A Better Truck Scale Cuts Downtime and Service Costs

To reduce excessive downtime and service costs, a Wisconsin foundry needed a truck scale that would stand up to harsh winters and heavy use. It needed a durable weighbridge and advanced load cell technology. By solving some of the common problems found in conventional truck scales, the new scale saves the site more than $10,000 annually.

ThyssenKrupp Waupaca (TKW) is the largest non-captive iron foundry in the world. A global producer of iron castings, the company makes components for light and heavy vehicles, construction, agriculture, HVAC and other industrial and commercial applications. Its largest facility is located in Waupaca, Wisconsin, USA, and operates 24 hours a day, 7 days a week. With 700 employees, the site melts more than 2,800 metric tons of metal per day.

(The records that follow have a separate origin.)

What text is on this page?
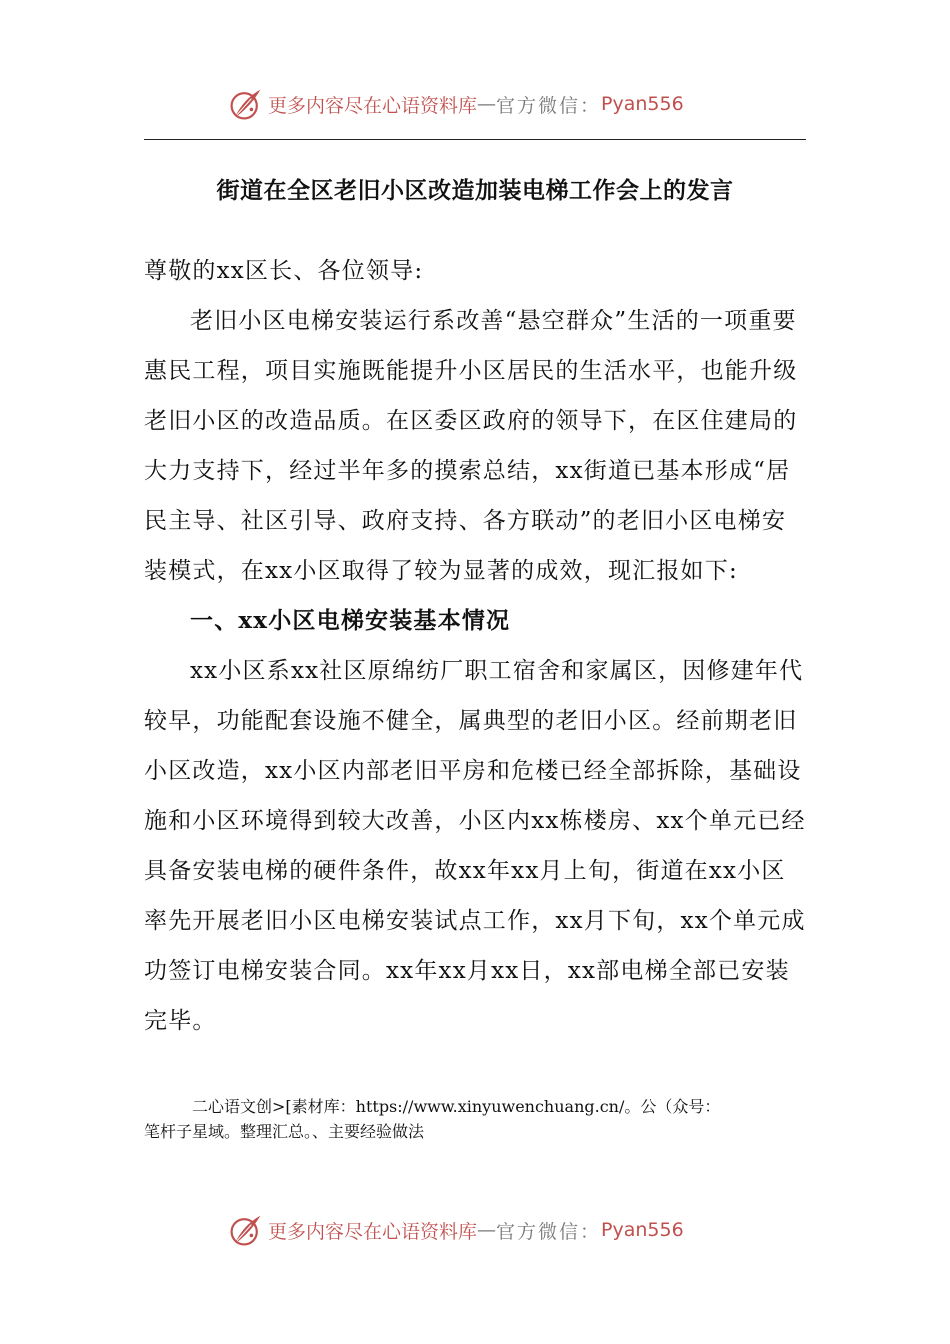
更多内容尽在心语资料库 — 官方微信： Pyan556
街道在全区老旧小区改造加装电梯工作会上的发言

尊敬的xx区长、各位领导:

老旧小区电梯安装运行系改善“悬空群众”生活的一项重要惠民工程，项目实施既能提升小区居民的生活水平，也能升级老旧小区的改造品质。在区委区政府的领导下，在区住建局的大力支持下，经过半年多的摸索总结，xx街道已基本形成“居民主导、社区引导、政府支持、各方联动”的老旧小区电梯安装模式，在xx小区取得了较为显著的成效，现汇报如下:

一、xx小区电梯安装基本情况

xx小区系xx社区原绵纺厂职工宿舍和家属区，因修建年代较早，功能配套设施不健全，属典型的老旧小区。经前期老旧小区改造，xx小区内部老旧平房和危楼已经全部拆除，基础设施和小区环境得到较大改善，小区内xx栋楼房、xx个单元已经具备安装电梯的硬件条件，故xx年xx月上旬，街道在xx小区率先开展老旧小区电梯安装试点工作，xx月下旬，xx个单元成功签订电梯安装合同。xx年xx月xx日，xx部电梯全部已安装完毕。

二心语文创>[素材库：https://www.xinyuwenchuang.cn/。公（众号：

笔杆子星域。整理汇总。、主要经验做法

更多内容尽在心语资料库 — 官方微信： Pyan556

Keeping the operation running requires trucking large amounts of material to and from the facility. There are constant deliveries of steel ingots, scrap steel, sand, limestone and other raw materials. Outbound trucks carry finished products and waste materials such as refuse sand.

TKW uses a single truck scale to weigh inbound and outbound trucks. The scale is essential for inventory and purchasing management of the raw materials and for ensuring compliance with highway weight limits. As the facility's only truck scale, it sees heavy use. During its busy periods, the scale handles 30 to 35 dump trucks in short order. TKW weighs more than 3,500 trucks annually.

Service problems

Although TKW's previous truck scale was only 8 years old, it had become a source of headaches. Brutal Wisconsin winters caused the I-beam weighbridge to corrode badly. Snow and ice built up within the scale structure, accelerating its deterioration. Additional problems resulted from the scale's analog load cells and from rabbits chewing on the load cell cables.

The scale was not standing up to the harsh environment. It experienced frequent breakdowns and required numerous expensive service calls. TKW was spending nearly $13,000 annually on unscheduled scale service, repairs, and recalibration. These costs were compounded by downtime spent waiting for parts to be shipped and for service personnel to arrive.

Finding the right scale

The need for a better truck scale was evident. Superintendent of Maintenance Bill Heschke and his team studied six proposals. Knowing the importance of the truck scale, the purchasing team asked the prospective suppliers for references. They contacted aggregates operations and other facilities with truck scales that experienced a similarly heavy duty cycle.

The TKW team also thoroughly evaluated the structural designs of the different scales.